Cam Phaser Actuation Rate Performance Impact on Fuel Consumption and NOx Emissions Over the FTP-75 Drive Cycle 2003-01-0023
Variable valve timing technology allows more flexibility for modern engines to meet peak performance, fuel economy and low emissions targets while providing good driveability. The most common device to achieve such improvement and comply with new emissions legislation is the oil pressure actuated cam phaser. Calibration for variable valve timing using dynamometer testing at steady state is the base for mapping the intake and exhaust valves phasing positions for the range of engine speed and load.

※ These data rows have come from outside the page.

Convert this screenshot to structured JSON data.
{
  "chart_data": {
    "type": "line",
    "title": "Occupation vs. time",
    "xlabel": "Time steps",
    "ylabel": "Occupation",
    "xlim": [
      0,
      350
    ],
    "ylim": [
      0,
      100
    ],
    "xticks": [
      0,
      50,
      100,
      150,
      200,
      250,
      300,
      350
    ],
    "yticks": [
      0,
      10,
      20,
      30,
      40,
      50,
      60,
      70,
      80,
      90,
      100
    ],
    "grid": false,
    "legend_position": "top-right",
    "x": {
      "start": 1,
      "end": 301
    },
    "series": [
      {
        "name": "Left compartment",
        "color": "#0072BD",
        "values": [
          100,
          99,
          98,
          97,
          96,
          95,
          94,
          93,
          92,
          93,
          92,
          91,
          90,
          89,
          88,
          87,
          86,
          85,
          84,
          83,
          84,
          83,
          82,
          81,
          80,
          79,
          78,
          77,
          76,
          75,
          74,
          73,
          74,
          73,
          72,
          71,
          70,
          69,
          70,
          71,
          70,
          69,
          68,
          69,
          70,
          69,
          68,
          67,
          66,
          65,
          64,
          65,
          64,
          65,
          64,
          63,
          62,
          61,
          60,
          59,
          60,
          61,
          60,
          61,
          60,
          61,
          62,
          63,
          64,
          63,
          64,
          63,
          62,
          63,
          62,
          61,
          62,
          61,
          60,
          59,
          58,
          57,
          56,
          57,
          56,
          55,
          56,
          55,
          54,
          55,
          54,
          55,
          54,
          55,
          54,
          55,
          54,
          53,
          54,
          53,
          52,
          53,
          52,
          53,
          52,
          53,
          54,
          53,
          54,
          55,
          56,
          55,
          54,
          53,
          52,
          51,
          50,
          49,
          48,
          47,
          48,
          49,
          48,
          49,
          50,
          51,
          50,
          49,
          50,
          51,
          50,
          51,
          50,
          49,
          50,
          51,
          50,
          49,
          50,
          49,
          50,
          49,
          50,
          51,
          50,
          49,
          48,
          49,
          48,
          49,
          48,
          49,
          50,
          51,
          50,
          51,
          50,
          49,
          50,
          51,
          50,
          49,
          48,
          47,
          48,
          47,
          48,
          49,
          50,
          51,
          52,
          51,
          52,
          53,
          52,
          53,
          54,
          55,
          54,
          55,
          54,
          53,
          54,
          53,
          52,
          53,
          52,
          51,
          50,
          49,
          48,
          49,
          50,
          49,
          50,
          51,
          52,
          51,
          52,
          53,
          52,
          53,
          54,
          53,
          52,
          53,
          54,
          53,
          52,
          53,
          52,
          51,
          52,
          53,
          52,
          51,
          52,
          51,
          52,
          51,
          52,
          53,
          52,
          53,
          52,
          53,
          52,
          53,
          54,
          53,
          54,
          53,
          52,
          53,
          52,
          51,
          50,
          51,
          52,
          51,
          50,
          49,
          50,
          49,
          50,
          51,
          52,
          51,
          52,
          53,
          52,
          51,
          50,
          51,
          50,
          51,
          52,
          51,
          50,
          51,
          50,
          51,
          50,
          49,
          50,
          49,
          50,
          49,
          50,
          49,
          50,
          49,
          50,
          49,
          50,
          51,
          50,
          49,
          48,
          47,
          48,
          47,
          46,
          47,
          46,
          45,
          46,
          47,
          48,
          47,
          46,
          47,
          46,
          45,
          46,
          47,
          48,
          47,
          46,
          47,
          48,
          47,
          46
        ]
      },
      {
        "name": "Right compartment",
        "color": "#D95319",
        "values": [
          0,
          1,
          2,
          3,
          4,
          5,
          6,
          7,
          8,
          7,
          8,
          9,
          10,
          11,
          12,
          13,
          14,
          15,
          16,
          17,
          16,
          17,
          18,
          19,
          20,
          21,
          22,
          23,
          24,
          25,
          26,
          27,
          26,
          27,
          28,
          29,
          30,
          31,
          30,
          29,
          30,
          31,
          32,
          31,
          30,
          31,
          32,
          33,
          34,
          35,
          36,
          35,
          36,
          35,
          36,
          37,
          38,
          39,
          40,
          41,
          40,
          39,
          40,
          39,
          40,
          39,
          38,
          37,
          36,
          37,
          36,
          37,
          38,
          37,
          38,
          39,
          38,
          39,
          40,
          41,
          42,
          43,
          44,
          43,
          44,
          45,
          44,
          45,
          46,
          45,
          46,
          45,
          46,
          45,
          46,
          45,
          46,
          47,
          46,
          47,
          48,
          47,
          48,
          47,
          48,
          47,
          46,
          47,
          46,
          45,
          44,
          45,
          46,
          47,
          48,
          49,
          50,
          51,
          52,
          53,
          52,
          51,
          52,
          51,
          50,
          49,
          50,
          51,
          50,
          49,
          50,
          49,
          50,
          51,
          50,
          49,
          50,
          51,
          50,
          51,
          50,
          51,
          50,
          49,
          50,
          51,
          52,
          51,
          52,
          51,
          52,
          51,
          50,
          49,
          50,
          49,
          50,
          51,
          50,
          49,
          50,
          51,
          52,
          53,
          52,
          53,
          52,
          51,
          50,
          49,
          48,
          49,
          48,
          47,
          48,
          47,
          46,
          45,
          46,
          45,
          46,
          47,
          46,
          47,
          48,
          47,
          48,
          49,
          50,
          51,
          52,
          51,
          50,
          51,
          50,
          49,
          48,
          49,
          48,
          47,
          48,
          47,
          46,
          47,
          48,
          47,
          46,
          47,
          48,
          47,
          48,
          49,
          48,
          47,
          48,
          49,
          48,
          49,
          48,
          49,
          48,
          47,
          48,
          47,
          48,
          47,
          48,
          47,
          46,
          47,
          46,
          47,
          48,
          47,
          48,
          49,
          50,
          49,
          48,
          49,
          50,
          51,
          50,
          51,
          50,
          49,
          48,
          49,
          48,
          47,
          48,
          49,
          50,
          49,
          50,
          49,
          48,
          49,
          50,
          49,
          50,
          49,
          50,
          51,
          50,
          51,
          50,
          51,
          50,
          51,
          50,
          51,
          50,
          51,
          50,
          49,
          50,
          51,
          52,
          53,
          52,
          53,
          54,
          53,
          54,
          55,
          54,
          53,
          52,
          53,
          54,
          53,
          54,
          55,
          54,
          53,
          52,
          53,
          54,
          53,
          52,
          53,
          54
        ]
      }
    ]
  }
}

Calibration is aimed at improving fuel economy and emissions levels while avoiding combustion instabilities. During a transient however, the actuation rate limitations of the cam phasing device, which depends on available oil pressure, cause the phaser to not meet the ECU timing map request. This lag alters the engine optimum operation. A proposed solution, the Cam Torque Actuated phaser or CTA, uses available cam torque energy to sustain high actuation rates independently of oil pressure. Comparing simulation results between a continuously variable CTA phaser and a state of the art vane type Oil Pressure Actuated phaser (OPA), a 1.76% and 22% benefit for fuel consumption and NOx emissions respectively was achieved over the entire FTP-75 drive cycle. This paper outlines the analytical approach and detailed simulation results of the phaser actuation rate performance impact on fuel consumption and engine out NOx emissions for a V6 3.5L gasoline engine over the FTP-75 drive cycle.